Eichrechtskonforme Wallboxen verfügen über ein MID-zertifiziertes Messgerät (Measuring Instruments Directive, Richtlinie 2014/32/EU), das den entnommenen Strom in Kilowattstunden manipulationssicher erfasst. Der Zähler ist plombiert und darf nicht durch den Betreiber verändert werden. Die Eichwürde gilt in Deutschland nach Mess- und Eichgesetz (MessEG) für acht Jahre, danach ist eine Nacheichung oder Gerätewechsel fällig. Ladeleistungen liegen typisch bei 11 kW (3-phasig, 16 A) oder 22 kW (3-phasig, 32 A). Kommunikationsschnittstellen wie OCPP 1.6J ermöglichen die Anbindung an Backend-Systeme für automatisierte Abrechnung.

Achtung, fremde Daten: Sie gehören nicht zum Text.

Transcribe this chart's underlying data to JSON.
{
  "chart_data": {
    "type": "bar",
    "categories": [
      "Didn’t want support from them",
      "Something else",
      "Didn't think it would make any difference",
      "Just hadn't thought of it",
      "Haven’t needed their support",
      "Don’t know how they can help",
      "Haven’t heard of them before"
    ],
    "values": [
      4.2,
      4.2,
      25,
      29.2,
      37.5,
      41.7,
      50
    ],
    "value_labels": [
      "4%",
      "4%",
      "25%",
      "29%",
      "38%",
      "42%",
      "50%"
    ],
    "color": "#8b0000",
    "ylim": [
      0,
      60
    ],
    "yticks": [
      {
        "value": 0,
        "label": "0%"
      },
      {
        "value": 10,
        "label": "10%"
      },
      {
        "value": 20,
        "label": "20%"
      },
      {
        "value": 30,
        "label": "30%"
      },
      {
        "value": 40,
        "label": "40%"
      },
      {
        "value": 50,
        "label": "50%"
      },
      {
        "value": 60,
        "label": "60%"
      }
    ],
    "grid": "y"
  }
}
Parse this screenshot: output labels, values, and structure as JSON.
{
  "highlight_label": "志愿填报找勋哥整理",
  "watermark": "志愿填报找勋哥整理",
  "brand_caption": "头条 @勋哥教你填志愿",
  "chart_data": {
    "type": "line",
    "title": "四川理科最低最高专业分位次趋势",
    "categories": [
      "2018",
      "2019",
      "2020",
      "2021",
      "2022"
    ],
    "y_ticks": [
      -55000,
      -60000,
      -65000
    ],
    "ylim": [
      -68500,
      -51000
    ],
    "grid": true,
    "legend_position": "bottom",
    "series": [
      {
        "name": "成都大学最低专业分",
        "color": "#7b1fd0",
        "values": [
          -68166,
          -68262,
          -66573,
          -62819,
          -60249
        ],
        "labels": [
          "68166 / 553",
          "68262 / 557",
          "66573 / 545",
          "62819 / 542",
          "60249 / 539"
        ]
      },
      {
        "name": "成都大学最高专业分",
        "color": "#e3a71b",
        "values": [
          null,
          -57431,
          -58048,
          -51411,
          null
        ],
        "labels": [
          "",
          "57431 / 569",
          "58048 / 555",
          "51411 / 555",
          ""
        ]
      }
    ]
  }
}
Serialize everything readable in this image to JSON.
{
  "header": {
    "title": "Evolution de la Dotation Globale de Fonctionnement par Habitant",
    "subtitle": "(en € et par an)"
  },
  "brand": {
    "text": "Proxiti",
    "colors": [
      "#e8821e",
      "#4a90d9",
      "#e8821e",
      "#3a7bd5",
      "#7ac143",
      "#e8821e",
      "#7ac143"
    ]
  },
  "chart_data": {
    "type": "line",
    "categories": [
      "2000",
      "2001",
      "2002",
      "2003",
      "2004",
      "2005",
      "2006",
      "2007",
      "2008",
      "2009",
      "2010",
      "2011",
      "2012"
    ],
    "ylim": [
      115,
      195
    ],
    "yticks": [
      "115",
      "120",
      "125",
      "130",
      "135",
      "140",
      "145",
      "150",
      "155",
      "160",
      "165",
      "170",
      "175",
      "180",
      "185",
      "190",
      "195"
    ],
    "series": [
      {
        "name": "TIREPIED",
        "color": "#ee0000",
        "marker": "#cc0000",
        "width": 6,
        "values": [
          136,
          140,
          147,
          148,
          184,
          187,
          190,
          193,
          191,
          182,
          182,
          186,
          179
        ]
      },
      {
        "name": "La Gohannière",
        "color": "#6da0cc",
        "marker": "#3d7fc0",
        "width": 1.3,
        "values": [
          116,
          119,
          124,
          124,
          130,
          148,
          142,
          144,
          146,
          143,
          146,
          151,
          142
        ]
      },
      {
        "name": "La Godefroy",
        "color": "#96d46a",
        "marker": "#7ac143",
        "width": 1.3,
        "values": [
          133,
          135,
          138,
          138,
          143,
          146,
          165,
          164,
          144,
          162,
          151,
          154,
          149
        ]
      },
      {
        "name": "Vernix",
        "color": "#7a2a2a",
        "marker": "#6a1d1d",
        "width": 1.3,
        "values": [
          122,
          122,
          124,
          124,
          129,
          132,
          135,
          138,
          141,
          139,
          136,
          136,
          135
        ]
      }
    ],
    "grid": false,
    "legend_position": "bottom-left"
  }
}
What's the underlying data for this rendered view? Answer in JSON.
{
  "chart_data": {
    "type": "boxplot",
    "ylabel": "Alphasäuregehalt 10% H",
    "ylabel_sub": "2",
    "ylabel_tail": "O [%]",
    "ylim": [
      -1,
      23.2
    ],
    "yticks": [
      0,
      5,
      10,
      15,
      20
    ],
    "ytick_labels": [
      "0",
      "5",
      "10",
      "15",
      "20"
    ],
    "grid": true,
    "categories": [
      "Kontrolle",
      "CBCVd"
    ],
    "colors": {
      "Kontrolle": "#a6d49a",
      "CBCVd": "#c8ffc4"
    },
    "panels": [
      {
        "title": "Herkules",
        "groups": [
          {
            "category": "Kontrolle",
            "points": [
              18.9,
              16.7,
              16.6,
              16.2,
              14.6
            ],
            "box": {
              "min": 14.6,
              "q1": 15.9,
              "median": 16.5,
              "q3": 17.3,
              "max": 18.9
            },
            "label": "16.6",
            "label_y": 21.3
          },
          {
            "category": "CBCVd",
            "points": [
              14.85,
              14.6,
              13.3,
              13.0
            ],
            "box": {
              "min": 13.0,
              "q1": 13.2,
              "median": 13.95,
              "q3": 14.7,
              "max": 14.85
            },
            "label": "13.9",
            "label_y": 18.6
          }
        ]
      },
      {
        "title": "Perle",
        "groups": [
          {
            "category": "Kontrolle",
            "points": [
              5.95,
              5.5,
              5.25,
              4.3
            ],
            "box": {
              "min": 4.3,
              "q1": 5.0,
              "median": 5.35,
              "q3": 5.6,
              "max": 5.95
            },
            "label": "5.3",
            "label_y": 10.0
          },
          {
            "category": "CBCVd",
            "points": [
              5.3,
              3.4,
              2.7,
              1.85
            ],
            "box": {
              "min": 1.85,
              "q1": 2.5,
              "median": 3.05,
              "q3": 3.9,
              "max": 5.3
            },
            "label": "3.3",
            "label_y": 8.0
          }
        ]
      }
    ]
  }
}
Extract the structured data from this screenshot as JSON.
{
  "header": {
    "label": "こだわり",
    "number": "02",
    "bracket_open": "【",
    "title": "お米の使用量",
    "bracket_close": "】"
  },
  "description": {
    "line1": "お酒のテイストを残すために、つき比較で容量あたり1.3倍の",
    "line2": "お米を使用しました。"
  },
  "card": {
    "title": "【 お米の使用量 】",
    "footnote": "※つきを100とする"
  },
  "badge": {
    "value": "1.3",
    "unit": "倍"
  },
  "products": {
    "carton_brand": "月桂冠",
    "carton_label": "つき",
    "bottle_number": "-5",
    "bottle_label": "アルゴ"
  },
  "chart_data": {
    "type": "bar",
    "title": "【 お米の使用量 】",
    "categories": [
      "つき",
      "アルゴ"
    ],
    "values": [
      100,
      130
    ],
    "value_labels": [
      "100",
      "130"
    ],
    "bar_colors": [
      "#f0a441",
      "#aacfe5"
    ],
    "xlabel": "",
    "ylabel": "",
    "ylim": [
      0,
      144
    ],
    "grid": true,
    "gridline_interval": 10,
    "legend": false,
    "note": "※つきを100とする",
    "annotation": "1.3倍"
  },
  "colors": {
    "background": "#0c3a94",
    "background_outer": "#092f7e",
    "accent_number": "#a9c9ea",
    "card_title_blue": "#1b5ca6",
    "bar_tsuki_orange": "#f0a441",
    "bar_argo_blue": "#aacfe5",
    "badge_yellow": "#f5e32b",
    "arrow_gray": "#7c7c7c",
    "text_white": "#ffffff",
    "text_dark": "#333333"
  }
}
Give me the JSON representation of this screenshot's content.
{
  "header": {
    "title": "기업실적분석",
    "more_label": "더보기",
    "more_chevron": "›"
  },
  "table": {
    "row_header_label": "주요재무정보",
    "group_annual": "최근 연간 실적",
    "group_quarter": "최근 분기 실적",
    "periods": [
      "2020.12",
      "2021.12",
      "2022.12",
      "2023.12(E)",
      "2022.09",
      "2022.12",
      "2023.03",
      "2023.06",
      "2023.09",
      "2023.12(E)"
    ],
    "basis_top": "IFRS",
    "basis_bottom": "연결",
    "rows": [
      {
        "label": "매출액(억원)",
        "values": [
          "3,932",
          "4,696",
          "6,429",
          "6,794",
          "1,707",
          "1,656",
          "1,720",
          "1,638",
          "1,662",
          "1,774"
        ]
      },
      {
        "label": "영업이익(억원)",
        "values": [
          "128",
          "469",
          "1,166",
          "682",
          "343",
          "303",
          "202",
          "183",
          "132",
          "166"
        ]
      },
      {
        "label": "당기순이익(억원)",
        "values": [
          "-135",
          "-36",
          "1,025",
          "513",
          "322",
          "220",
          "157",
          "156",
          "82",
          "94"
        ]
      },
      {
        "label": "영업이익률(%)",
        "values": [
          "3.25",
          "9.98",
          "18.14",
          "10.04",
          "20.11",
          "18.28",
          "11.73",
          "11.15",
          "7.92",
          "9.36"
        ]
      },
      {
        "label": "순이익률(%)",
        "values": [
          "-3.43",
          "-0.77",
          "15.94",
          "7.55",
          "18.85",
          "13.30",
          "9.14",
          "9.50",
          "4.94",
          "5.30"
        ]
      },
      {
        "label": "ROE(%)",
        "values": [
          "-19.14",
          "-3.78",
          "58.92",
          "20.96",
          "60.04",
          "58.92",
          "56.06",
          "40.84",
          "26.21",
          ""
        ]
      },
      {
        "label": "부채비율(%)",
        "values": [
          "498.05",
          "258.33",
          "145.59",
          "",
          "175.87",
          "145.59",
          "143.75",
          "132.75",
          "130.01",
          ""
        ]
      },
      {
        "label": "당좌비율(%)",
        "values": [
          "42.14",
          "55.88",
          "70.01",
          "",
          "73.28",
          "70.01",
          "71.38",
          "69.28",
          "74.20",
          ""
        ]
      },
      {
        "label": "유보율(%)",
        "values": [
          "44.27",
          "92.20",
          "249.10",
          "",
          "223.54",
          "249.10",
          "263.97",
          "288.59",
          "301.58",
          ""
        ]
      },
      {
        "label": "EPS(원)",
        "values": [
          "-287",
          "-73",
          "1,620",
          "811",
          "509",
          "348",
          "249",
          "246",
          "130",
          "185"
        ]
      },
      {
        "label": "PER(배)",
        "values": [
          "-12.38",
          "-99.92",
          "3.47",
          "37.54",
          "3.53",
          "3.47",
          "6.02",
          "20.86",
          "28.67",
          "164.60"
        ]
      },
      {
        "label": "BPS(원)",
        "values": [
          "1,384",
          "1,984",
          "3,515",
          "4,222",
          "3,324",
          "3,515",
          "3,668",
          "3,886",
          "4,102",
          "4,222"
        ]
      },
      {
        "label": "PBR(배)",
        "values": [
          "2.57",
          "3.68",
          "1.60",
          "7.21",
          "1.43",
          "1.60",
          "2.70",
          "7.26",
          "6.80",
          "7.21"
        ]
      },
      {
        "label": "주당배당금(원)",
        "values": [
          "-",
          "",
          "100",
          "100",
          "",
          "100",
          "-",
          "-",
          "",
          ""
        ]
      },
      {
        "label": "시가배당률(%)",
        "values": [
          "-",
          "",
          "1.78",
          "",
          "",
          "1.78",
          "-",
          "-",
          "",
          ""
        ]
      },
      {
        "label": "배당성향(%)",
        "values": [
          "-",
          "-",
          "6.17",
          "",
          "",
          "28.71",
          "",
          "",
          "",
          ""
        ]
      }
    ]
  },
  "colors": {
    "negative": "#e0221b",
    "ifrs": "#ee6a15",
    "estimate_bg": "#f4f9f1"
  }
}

Die Installation erfordert zwingend einen zugelassenen Elektrofachbetrieb. Für 11 kW genügt in vielen Fällen eine Anmeldung beim Netzbetreiber, 22 kW erfordern dessen Genehmigung. Der Anschluss erfolgt über eine dedizierte Leitung ab Hauptverteiler, Leitungsquerschnitt mindestens 2,5 mm² (11 kW) bzw. 6 mm² (22 kW). Viele Modelle bieten dynamisches Lastmanagement zur Netzentlastung bei mehreren Ladepunkten. Für RFID-Authentifizierung und Abrechnungsexport wird ein aktives Backend-Abo benötigt – laufende Kosten einkalkulieren. Firmware-Updates sollten regelmäßig eingespielt werden, da Eichrechtsanforderungen softwareseitig abgebildet sind.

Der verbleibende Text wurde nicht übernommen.